Damning report on dissolved Birmingham college shows out of control expenses

The Education and Skills Funding Agency (ESFA) has released an investigation report into Bournville College, which found it broke its own financial regulations and governors failed to act.

Norman Cave, the former principal at Bournville College from 2002 to 2014, which was dissolved in 2017 when it merged with South and City College Birmingham, claimed more than £208,000 on expenses over four years, according to the investigation by KPMG for the ESFA.

The report describes practices at Bournville College between 2011 and 2015 “which clearly fell significantly short of these expectations in terms of the oversight and control of expenditure”.

The SFA referred the KPMG report to West Midlands Police ‘on the question of whether the former Principal had operated fraudulently’ but they decided not to pursue a criminal prosecution.

It found that the college repeatedly broke its own rules around corporate hospitality, marketing services and IT application development.

Responding to the report, Mike Hopkins, Principal of South and City College Birmingham, said: “The simple answer is that Bournville College ceased to exist as a result of what happened and the provision, operation etc is now all part of South and City College Birmingham.

“As such, everything operates under a very different level of control and quality as can be evidenced by the Ofsted inspection we’ve had since the merger, where the college received a Grade 2 (good) last year.”

The report found there were conflicts of interest in the promotions of senior staff including Caves’ wife Anjum, also a member of staff since 2002, (who he married in 2010 and recorded it in the college’s Register of Interests) to a assistant principal role with a 22% pay rise and the hiring of his daughter.

From 2011 to 2015, more than £100,000 was spent on credit card expenses by Mrs Cave.

KPMG established that the former principal and deputy Principal received pay awards seven times between July 2011 and August 2014, on four occasions in line with the pay award agreed for all staff and on three occasions specific to the individuals.

This was in addition to insufficient scrutiny of overseas travel expenses incurred by the principal and investments in overseas companies such as Malaysian Trans Data Management. During the four years for which evidence was reviewed by KPMG, the college established 15 overseas operations through an Indian subsidiary and offices in Malaysia and South Korea.

The investigation found that Cave was the “sole signatory for several overseas travel expenses claims from the assistant principal”, which “should have required third party oversight.”

A new Bournville campus, on the site of the old MG Rover plant in Longbridge, was completed in October 2011 at a cost of £69m financed by a capital grant from the former Learning and Skills Council (LSC), plus commercial borrowing by the college.

At time of the events covered in the report, Bournville College was a medium-sized further education college, serving around 15,000 learners in Birmingham.

The report describes how in late 2013, the college requested Exceptional Financial Support funding from the former Skills Funding Agency (SFA) as it was unable to meet its financial commitments.

As a result, the college was subject to intervention by the SFA and the Further Education (FE) Commissioner.
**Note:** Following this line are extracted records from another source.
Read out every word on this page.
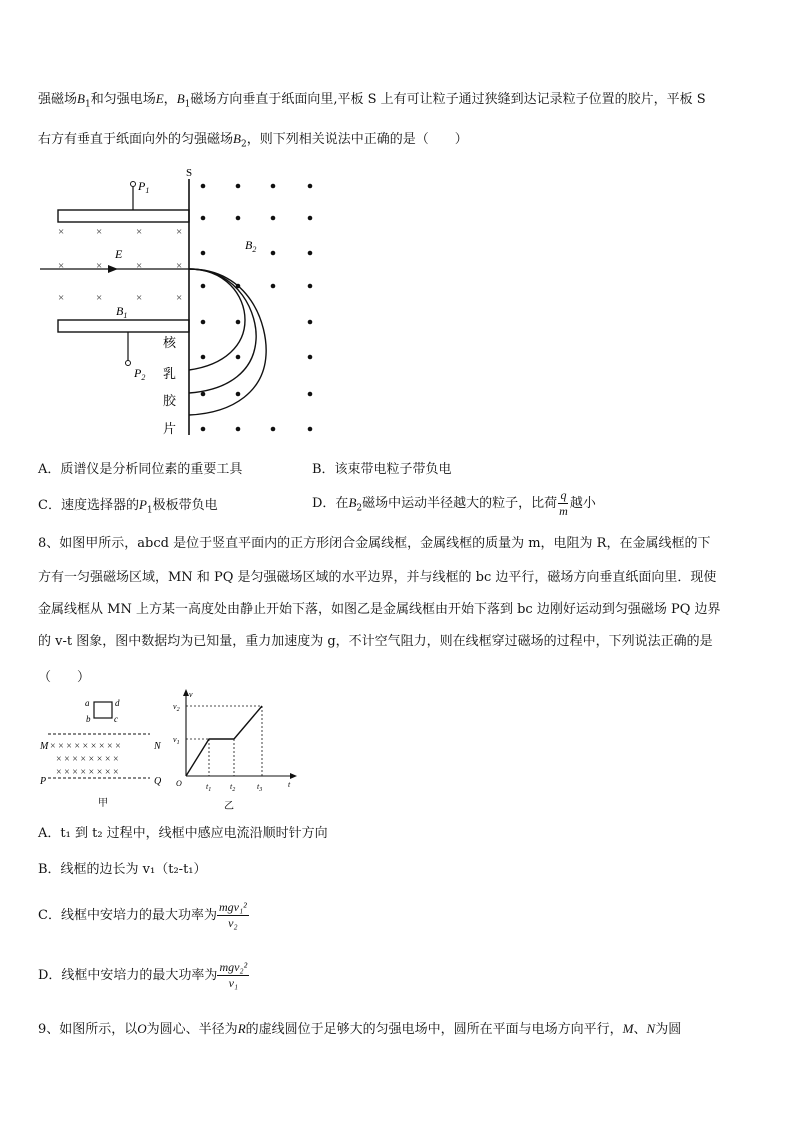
强磁场$B_1$和匀强电场E，$B_1$磁场方向垂直于纸面向里,平板 S 上有可让粒子通过狭缝到达记录粒子位置的胶片，平板 S
右方有垂直于纸面向外的匀强磁场$B_2$，则下列相关说法中正确的是（　　）
$P_1$
$P_2$
×	×	×	×
×	×	×	×
×	×	×	×
E
$B_1$
S
$B_2$
核
乳
胶
片
A．质谱仪是分析同位素的重要工具	B．该束带电粒子带负电
C．速度选择器的$P_1$极板带负电	D．在$B_2$磁场中运动半径越大的粒子，比荷 $\frac{q}{m}$ 越小
8、如图甲所示，abcd 是位于竖直平面内的正方形闭合金属线框，金属线框的质量为 m，电阻为 R，在金属线框的下
方有一匀强磁场区域，MN 和 PQ 是匀强磁场区域的水平边界，并与线框的 bc 边平行，磁场方向垂直纸面向里．现使
金属线框从 MN 上方某一高度处由静止开始下落，如图乙是金属线框由开始下落到 bc 边刚好运动到匀强磁场 PQ 边界
的 v-t 图象，图中数据均为已知量，重力加速度为 g，不计空气阻力，则在线框穿过磁场的过程中，下列说法正确的是
（　　）
a
b	c
d
M	N
P	Q
× × × × × × × × ×
× × × × × × × ×
× × × × × × × ×
甲
v
t
O
$v_1$
$v_2$
$t_1$ $t_2$	$t_3$
乙
A．t₁ 到 t₂ 过程中，线框中感应电流沿顺时针方向
B．线框的边长为 v₁（t₂-t₁）
C．线框中安培力的最大功率为 $\frac{\text{mgv₁²}}{\text{v₂}}$
D．线框中安培力的最大功率为 $\frac{\text{mgv₂²}}{\text{v₁}}$
9、如图所示，以O为圆心、半径为R的虚线圆位于足够大的匀强电场中，圆所在平面与电场方向平行，M、N为圆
This intervention led to significant changes in the executive leadership and governance of the college, and a change of strategic direction for the college.

“However, the college was unable to reverse its financial decline and following the Birmingham and Solihull FE Area Review the governing body agreed to dissolve the corporation in order to merge with South and City College Birmingham,” the report said.

“The total amount of Exceptional Financial Support provided to Bournville College between December 2013 and the merger in August 2017 was £26.5m, none of which was repaid to the government.”

In light of the findings, the ESFA has made a number of recommendations to governing bodies of FE and sixth form college.:

These include governors not relying solely on information provided by the principal, but being able to recognise financial deterioration, and challenge the actions of the executive where their college is facing difficult financial circumstances.

It recommended governors should ensure there is a detailed cost-benefit analysis and board level scrutiny of new initiatives before they are implemented and use a range of information to ensure that expenditure provides value for money.

It also advised governors sto ensure that their audit committee is operating effectively and is regularly reviewing its policies and procedures in relation to regularity, propriety and compliance.